I am a young lady who has been married for three years. My husband and I live together but I do not love him. When I search my heart, I cannot tell if I ever loved him.
We were in a relationship. That’s how I would define our relationship. There was no commitment or love or anything that defined us as a couple. We were just hanging out and enjoying whatever we could of each other, and then we got married.
I will admit, my husband is a very cool and calm man. He tries his best to provide everything I need. He handles me with tenderness and takes good care of me. I should be happy that I’m married to him but there’s a slight problem that is preventing me from thoroughly enjoying my marriage. It has to do with the way my husband dresses. I don’t like it one bit. He is a mama’s boy so his boyish character reflects in his fashion sense. He would just grab anything and wear it, without considering if it is appropriate for wherever he is going. He doesn’t care whether the shirt matches the trousers or if the shoes are the type he should wear with the clothes. Just as little boys dress without any care about their image, that is how my husband dresses.

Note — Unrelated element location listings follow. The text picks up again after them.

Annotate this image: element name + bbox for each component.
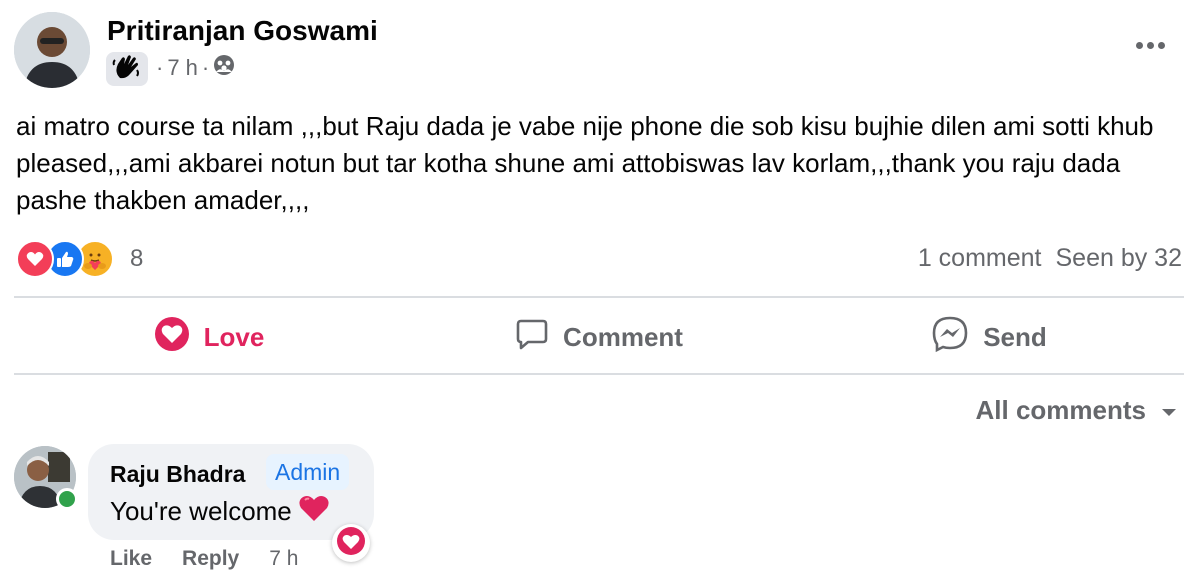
reaction-count: 8 xyxy=(130,245,144,272)
post-text: ai matro course ta nilam ,,,but Raju dad… xyxy=(16,111,1154,215)
divider-top xyxy=(14,296,1184,298)
post-action-bar: Love Comment Send xyxy=(14,300,1184,374)
comment-reaction-badge[interactable] xyxy=(332,524,370,562)
post-stats: 1 comment Seen by 32 xyxy=(918,244,1182,273)
chevron-down-icon xyxy=(1160,395,1178,426)
comment-text-row: You're welcome xyxy=(110,494,330,529)
meta-separator: · xyxy=(156,55,164,80)
comment-button[interactable]: Comment xyxy=(404,300,794,374)
comments-filter-label: All comments xyxy=(975,395,1147,425)
comment-time[interactable]: 7 h xyxy=(269,547,298,571)
comment-like-button[interactable]: Like xyxy=(110,547,152,571)
dot xyxy=(1135,41,1143,49)
comments-filter-dropdown[interactable]: All comments xyxy=(976,395,1179,426)
love-button[interactable]: Love xyxy=(14,300,404,374)
love-reaction-icon xyxy=(336,526,366,561)
dot xyxy=(1157,41,1165,49)
comment-icon xyxy=(515,317,549,358)
group-icon xyxy=(213,54,235,82)
love-button-label: Love xyxy=(203,321,265,352)
send-button[interactable]: Send xyxy=(794,300,1184,374)
comment-text: You're welcome xyxy=(110,496,292,526)
more-options-button[interactable] xyxy=(1132,30,1168,60)
reaction-summary[interactable]: 8 xyxy=(16,240,143,278)
comment-reply-button[interactable]: Reply xyxy=(182,547,239,571)
post-author-name[interactable]: Pritiranjan Goswami xyxy=(107,15,378,47)
post-time[interactable]: 7 h xyxy=(167,55,198,81)
comment-count[interactable]: 1 comment xyxy=(918,244,1042,273)
comment-author-name[interactable]: Raju Bhadra xyxy=(110,461,245,488)
love-reaction-icon xyxy=(16,240,54,278)
author-avatar[interactable] xyxy=(14,12,90,88)
meta-separator-2: · xyxy=(201,55,210,80)
red-heart-emoji-icon xyxy=(298,494,330,529)
comment-button-label: Comment xyxy=(563,321,683,352)
seen-count[interactable]: Seen by 32 xyxy=(1056,244,1183,273)
divider-bottom xyxy=(14,373,1184,375)
dot xyxy=(1146,41,1154,49)
messenger-icon xyxy=(931,315,969,360)
heart-icon xyxy=(154,316,190,359)
post-meta: · 7 h · xyxy=(156,54,235,82)
comment-actions: Like Reply 7 h xyxy=(110,547,298,571)
admin-badge: Admin xyxy=(266,454,350,490)
online-status-dot xyxy=(56,488,78,510)
waving-hand-icon xyxy=(112,54,142,85)
send-button-label: Send xyxy=(983,321,1047,352)
group-badge[interactable] xyxy=(106,52,148,86)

Someone would ask, “Why don’t you dress him up then?” Oh, I wish it was that simple. I personally buy clothes, shoes, perfumes, and other accessories for him just so he would look good, the way an adult man should. But my man wouldn’t wear them. He prefers his lack of style to the change I am trying to introduce into his life. What haven’t I tried to make him grow up? But he chooses to stick to what he knows. Sometimes I would tell him, “Stripes should always go with plain.” “Don’t wear slippers with that outfit, it ruins the look.” “Don’t be all over the place when you are talking to people you are not well acquainted with.” Instead of him taking my advice, he tells me; “I am the man in this marriage. Don’t tell me what to do.” And that statement annoys me to the bone.
Because of his behaviour,
I don’t exit with him to public capabilities, seeing as he would find yourself embarrassing me massive time. That is tough for me to say however he isn’t my form of man in any means. And his refusal to study and develop makes it tough for me to like him. If something it has made me develop to hate him with every passing day. The hate has grown so robust that I don’t need to share the identical mattress with him anymore. Though we try very exhausting to conceive, I hate it when he touches me. My revulsion towards him made me attain out to my ex-boyfriend.
This ex was somebody I cherished a lot but it surely was a type of conditions the place love alone couldn’t maintain us. After our breakup, we misplaced contact for a number of years till we reconnected not too long ago. He doesn’t know that I’m married, and I additionally haven’t mentioned something to him. We organized and met. Upon seeing him, all of the love I had for him resurfaced. His love for me has been rekindled as nicely. I do know this, as a result of the day we met he mentioned, “The extra issues change the extra they keep the identical. Numerous years have handed however my emotions for you haven’t handed. Are you courting or married?” I shook my head and answered, “No, I’m single.” He then requested that we give our relationship one other attempt, and I agreed to it. We acquired entangled in our ardour that day and had shuperu.
I don’t remorse what occurred between us. However I’m scared that my ex will discover out that I’m married and go away me. I’m additionally scared that one thing dangerous will occur to each of my males. I’ve heard tales that when a lady cheats on her husband, it has non secular implications. And I don’t need to harm the boys in any means. I simply need to be blissful. And my ex is the person who makes me blissful. I nonetheless love him a lot that I can’t afford to lose him once more. He’s educated, candy, lives a very good life, and he is an ideal gentleman in comparison with my husband who until now has refused to be enlightened and behaves like an uncivilized boy.
I’ve all the time advised my husband, “This marriage isn’t working for me. We must always break up.” He responds each time, “No, we’re not getting a divorce. We made a vow to remain collectively until loss of life do us half, in order that’s what we’ll do.” I actually am bored with the wedding. So I’m questioning if I ought to proceed to stick with my husband and discover happiness with my ex or if I ought to run away with my ex and begin a secret life with him. As a result of if care isn’t taken, I would find yourself getting pregnant for my ex and misinform my husband that the kid is his. I’m additionally apprehensive that one thing dangerous will occur to each males if I proceed with my act. Please is it true that there are non secular implications to what I’m doing? How can I repair this case I discover myself in?